Another example, I was turned off by the 48 V, Continental reports because they were full of inflated claims about the efficiencies gained . . . hubris comparing them to high voltage hybrids like the Ford, Toyota, and Hyundai hybrids. It wasn't until I saw their electrically heated, catalytic converter for diesels that I realized Continental is trying to salvage small diesel cars.
The 48 V systems lack the energy needed to even approach a proper hybrid BUT if you are trying to bring back the small diesels, ~2.0 L, 48 V makes sense. After Bosch and the diesel manufacturers cheated, bringing back small diesels is a fools errand, good money after bad, but it is their money. It was the style of 48 V advocacy that turned me off plus lack of technical content.
I'm looking forward to your I-Pace review once you get it in your hands. About the same time, the EPA
may have the roll-down coefficients so we can understand the drag power as a function of speed. Let me share an early example started in October 2005:
This chart is from our first, 2003 Prius:
- X-axis - steady state speed
- left Y-axis - calculated MPG scale based upon 31% ICE drivetrain efficiency and drag power
- blue line fuel consumption w/o drag power
- gray line fuel consumption with drag power and vehicle overhead
- right Y-axis - calculated drag power as a function of speed
- red line drag power needed to sustain speed
- validation benchmarks plotted on graph
With this chart and subsequent benchmarks:
- Documented that engine suffers efficiency loss if over filled with oil.
- Found the maximum range speed, ~20 mph +/- 5 mph.
- Found a highway speed, 'knee in the curve', green diamonds: below 70 mph get 52 MPG, and; above 70 mph get below 40 MPG.

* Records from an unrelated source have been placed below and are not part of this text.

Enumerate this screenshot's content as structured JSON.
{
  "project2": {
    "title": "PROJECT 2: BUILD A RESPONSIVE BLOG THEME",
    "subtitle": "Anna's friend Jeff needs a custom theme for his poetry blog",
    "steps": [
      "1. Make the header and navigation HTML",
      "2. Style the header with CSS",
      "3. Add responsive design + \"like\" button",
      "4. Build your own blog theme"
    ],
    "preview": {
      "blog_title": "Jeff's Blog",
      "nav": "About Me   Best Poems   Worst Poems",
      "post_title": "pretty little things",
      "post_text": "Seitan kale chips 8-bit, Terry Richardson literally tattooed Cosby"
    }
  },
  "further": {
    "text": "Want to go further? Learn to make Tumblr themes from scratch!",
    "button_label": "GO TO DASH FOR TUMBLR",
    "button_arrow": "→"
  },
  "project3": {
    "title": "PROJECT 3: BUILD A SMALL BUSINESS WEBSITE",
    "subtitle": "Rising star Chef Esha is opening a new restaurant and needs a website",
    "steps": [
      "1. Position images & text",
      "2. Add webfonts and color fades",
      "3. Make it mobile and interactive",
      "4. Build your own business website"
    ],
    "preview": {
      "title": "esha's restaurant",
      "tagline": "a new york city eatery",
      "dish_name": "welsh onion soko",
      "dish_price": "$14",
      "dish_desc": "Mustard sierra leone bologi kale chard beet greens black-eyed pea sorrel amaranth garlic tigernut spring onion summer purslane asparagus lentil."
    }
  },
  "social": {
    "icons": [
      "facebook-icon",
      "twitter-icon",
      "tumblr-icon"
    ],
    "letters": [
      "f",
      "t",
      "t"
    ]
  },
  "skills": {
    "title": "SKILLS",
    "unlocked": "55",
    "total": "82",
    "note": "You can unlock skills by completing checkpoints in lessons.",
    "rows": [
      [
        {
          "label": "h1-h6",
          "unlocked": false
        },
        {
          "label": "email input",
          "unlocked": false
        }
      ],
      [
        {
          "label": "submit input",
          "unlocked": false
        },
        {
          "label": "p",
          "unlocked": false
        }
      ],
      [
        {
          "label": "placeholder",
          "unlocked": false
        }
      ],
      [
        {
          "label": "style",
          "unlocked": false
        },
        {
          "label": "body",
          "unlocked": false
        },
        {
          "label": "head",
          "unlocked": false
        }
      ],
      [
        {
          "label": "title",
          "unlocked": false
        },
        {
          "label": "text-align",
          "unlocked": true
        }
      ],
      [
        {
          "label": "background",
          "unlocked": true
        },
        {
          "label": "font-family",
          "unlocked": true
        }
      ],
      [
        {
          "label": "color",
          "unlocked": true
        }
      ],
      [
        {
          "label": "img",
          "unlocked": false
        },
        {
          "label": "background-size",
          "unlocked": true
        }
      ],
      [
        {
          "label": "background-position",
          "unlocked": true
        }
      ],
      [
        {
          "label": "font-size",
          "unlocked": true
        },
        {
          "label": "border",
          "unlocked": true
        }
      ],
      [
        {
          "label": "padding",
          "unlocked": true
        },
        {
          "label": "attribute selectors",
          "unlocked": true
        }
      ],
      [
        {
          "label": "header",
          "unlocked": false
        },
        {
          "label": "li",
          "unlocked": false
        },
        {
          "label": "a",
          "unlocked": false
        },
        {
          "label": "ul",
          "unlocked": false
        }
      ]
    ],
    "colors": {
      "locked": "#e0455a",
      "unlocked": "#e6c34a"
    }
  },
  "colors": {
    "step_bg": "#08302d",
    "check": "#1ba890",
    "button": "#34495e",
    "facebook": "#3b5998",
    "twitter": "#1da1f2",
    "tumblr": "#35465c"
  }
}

- Tested a thermistor hack that fooled the control laws that the engine coolant was hotter than actual. This prevented unnecessary engine running and gave more than 100 MPG at the optimum speed.
Source:
http://hiwaay.net/~bzwilson/prius/
I am hoping once you get your I-Pace you'll benchmark kWh consumption as a function of speed. Then maybe we can find a similar set of benchmarks for the Model 3. I already have them for our BMW i3-REx and Prius Prime.